Consider this following case:
foo:
ble a0,zero,.L11
lui a2,%hi(.LANCHOR0)
addi sp,sp,-128
addi a2,a2,%lo(.LANCHOR0)
mv a1,a0
vsetvli a6,zero,e32,m8,ta,ma
vid.v v8
vs8r.v v8,0(sp) ---> spill
.L3:
vl8re32.v v16,0(sp) ---> reload
vsetvli a4,a1,e8,m2,ta,ma
li a3,0
vsetvli a5,zero,e32,m8,ta,ma
vmv8r.v v0,v16
vmv.v.x v8,a4
vmv.v.i v24,0
vadd.vv v8,v16,v8
vmv8r.v v16,v24
vs8r.v v8,0(sp) ---> spill
.L4:
addiw a3,a3,1
vadd.vv v8,v0,v16
vadd.vi v16,v16,1
vadd.vv v24,v24,v8
bne a0,a3,.L4
vsetvli zero,a4,e32,m8,ta,ma
sub a1,a1,a4
vse32.v v24,0(a2)
slli a4,a4,2
add a2,a2,a4
bne a1,zero,.L3
li a0,0
addi sp,sp,128
jr ra
.L11:
li a0,0
ret
Pick unexpected LMUL = 8.
The root cause is we didn't involve PHI initial value in the dynamic LMUL
calculation:
# j_17 = PHI <j_11(9), 0(5)> ---> # vect_vec_iv_.8_24 = PHI
<_25(9), { 0, 0, 0, 0, 0, 0, 0, 0, 0, 0, 0, 0, 0, 0, 0, 0, 0, 0, 0, 0, 0, 0, 0, 0, 0, 0, 0,
0, 0, 0, 0, 0 }(5)>
We didn't count { 0, 0, 0, 0, 0, 0, 0, 0, 0, 0, 0, 0, 0, 0, 0, 0, 0, 0, 0, 0,
0, 0, 0, 0, 0, 0, 0, 0, 0, 0, 0, 0 } in consuming vector register but it does
allocate an vector register group for it.
This patch fixes this missing count.
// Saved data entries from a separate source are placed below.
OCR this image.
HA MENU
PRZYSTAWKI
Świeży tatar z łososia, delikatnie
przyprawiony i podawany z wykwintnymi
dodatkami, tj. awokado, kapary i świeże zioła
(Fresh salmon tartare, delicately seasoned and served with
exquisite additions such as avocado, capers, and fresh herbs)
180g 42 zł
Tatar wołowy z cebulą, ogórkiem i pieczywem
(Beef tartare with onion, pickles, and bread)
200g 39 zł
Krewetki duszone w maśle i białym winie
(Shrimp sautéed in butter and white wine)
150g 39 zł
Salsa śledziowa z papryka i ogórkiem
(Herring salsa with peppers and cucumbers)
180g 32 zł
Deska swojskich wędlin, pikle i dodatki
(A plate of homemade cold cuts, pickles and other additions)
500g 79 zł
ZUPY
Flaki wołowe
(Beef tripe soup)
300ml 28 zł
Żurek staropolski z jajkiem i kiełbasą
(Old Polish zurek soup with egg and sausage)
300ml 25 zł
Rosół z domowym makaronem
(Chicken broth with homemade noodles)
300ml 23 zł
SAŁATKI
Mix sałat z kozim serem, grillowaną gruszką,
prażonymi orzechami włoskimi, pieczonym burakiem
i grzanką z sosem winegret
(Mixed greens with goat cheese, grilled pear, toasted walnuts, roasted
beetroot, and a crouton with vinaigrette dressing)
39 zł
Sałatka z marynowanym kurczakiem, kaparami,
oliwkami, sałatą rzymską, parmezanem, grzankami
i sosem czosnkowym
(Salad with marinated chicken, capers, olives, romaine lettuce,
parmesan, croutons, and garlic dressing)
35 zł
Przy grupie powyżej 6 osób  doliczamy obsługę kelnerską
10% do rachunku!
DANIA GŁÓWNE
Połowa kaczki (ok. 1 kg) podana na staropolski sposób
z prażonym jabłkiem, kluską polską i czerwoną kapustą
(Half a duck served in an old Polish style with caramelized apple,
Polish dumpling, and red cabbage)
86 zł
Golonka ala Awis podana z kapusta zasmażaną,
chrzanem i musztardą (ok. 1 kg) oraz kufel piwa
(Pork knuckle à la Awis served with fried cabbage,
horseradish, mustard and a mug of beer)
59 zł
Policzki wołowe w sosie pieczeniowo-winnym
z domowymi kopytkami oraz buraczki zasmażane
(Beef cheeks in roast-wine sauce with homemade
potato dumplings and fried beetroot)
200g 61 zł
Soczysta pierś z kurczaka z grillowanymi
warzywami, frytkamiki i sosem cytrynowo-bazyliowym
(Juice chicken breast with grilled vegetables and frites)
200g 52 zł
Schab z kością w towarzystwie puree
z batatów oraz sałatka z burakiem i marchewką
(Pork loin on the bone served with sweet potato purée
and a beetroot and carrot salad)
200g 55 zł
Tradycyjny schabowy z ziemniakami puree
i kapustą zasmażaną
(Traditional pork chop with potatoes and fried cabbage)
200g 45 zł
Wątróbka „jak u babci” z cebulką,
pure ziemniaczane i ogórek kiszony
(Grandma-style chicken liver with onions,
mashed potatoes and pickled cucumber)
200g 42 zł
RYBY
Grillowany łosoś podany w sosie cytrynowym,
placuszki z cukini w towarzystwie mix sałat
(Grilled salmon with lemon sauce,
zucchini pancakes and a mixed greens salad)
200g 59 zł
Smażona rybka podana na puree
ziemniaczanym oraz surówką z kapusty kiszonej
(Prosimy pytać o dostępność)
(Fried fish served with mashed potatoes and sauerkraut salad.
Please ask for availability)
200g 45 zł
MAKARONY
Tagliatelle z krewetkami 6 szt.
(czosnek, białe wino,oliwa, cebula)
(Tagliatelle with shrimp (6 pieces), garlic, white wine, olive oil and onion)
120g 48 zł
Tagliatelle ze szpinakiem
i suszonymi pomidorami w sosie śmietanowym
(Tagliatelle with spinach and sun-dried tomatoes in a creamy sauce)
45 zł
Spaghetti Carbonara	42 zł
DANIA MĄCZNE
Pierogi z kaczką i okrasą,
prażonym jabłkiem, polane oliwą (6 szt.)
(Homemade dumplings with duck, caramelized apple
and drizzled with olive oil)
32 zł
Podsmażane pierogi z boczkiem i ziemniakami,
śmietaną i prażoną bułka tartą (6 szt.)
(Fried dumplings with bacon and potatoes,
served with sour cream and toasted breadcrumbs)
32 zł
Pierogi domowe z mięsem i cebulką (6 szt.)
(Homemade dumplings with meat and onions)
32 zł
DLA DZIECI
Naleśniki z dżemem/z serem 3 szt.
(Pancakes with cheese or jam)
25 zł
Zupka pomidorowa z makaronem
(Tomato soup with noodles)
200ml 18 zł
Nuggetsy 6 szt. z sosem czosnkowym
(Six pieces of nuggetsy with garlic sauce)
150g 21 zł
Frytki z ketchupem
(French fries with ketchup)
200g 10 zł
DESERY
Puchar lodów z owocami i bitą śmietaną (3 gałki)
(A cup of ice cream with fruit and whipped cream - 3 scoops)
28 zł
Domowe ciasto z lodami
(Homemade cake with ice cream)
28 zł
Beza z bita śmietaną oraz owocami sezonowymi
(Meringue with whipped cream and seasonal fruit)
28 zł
Then after this patch we pick up perfect
LMUL (LMUL = M4)
foo:
ble a0,zero,.L9
lui a4,%hi(.LANCHOR0)
addi a4,a4,%lo(.LANCHOR0)
mv a2,a0
vsetivli zero,16,e32,m4,ta,ma
vid.v v20
.L3:
vsetvli a3,a2,e8,m1,ta,ma
li a5,0
vsetivli zero,16,e32,m4,ta,ma
vmv4r.v v16,v20
vmv.v.i v12,0
vmv.v.x v4,a3
vmv4r.v v8,v12
vadd.vv v20,v20,v4
.L4:
addiw a5,a5,1
vmv4r.v v4,v8
vadd.vi v8,v8,1
vadd.vv v4,v16,v4
vadd.vv v12,v12,v4
bne a0,a5,.L4
slli a5,a3,2
vsetvli zero,a3,e32,m4,ta,ma
sub a2,a2,a3
vse32.v v12,0(a4)
add a4,a4,a5
bne a2,zero,.L3
.L9:
li a0,0
ret
Tested on --with-arch=gcv no regression. Ok for trunk ?
PR target/113112
gcc/ChangeLog:
* config/riscv/riscv-vector-costs.cc (max_number_of_live_regs): Refine
dump information.
(preferred_new_lmul_p): Make PHI initial value into live regs
calculation.
gcc/testsuite/ChangeLog:
* gcc.dg/vect/costmodel/riscv/rvv/pr113112-1.c: New test.